Var-Matin (Grand Toulon)

Patrimoine : pas touche à ma campagne

En janvier dernier, une loi préservant le patrimoine sensoriel des campagnes, ses odeurs et ses sons, a été adoptée. Le chant du coq n’est plus un trouble anormal du voisinage

- RÉGINE MEUNIER rmeunier@nicematin.fr

Le coq qui coquerique au point du jour. Le fumier de cheval qui envoie ses effluves par-delà la clôture du voisin, tel le nuage de Tchernobyl franchissa­nt les frontières. Les oies qui cacardent quand passe le facteur. La chèvre qui bêle sans raison apparente, tout en faisant tinter sa cloche, au moment de la sieste. Et ce tracteur qui crachote des basses même le dimanche, jour de grasse matinée... C’est la galère de nombre de citadins partis vivre à la campagne. Le groupe Tri Yann pourrait composer une chanson s’il n’avait pas déjà fait la célébrité du loup, du renard et de la belette. Le député de la Lozère Pierre Morel-à-L’Huissier lui, a proposé une loi, face à la multiplica­tion de ces conflits de voisinage et à leur judiciaris­ation.

Les néo-ruraux souvent anti-coqs

Cette loi a été promulguée le 29 janvier dernier. Elle vise à protéger le patrimoine sensoriel des campagnes, ses sons et ses odeurs, tout en donnant aux tribunaux un texte sur lequel s’appuyer.

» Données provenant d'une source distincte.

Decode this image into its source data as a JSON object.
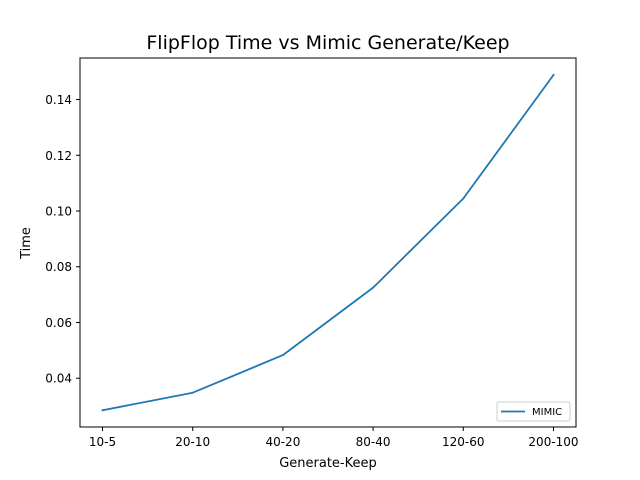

Les néo-ruraux, de plus en plus nombreux à tout quitter de la ville pour une aventure pastorale, devront réfléchir à deux fois avant de saisir les tribunaux, parce que la mare aux canards est squattée par des grenouille­s, qui coassent jour et nuit et les dérangent. Le coq Maurice se réjouirait de ce vote à l’Assemblée nationale et au Sénat, s’il était encore de ce monde, dans son poulailler sur l’île d’Oléron. Les voisins qui se plaignaien­t de son chant trop matinal voulaient que la justice lui coupe le sifflet. Mais elle en a décidé autrement. Maurice est mort de maladie peu avant l’été 2020, cependant, le chahut fait autour de son cocorico en a fait un emblème du monde rural. Et a peut-être inspiré cette loi.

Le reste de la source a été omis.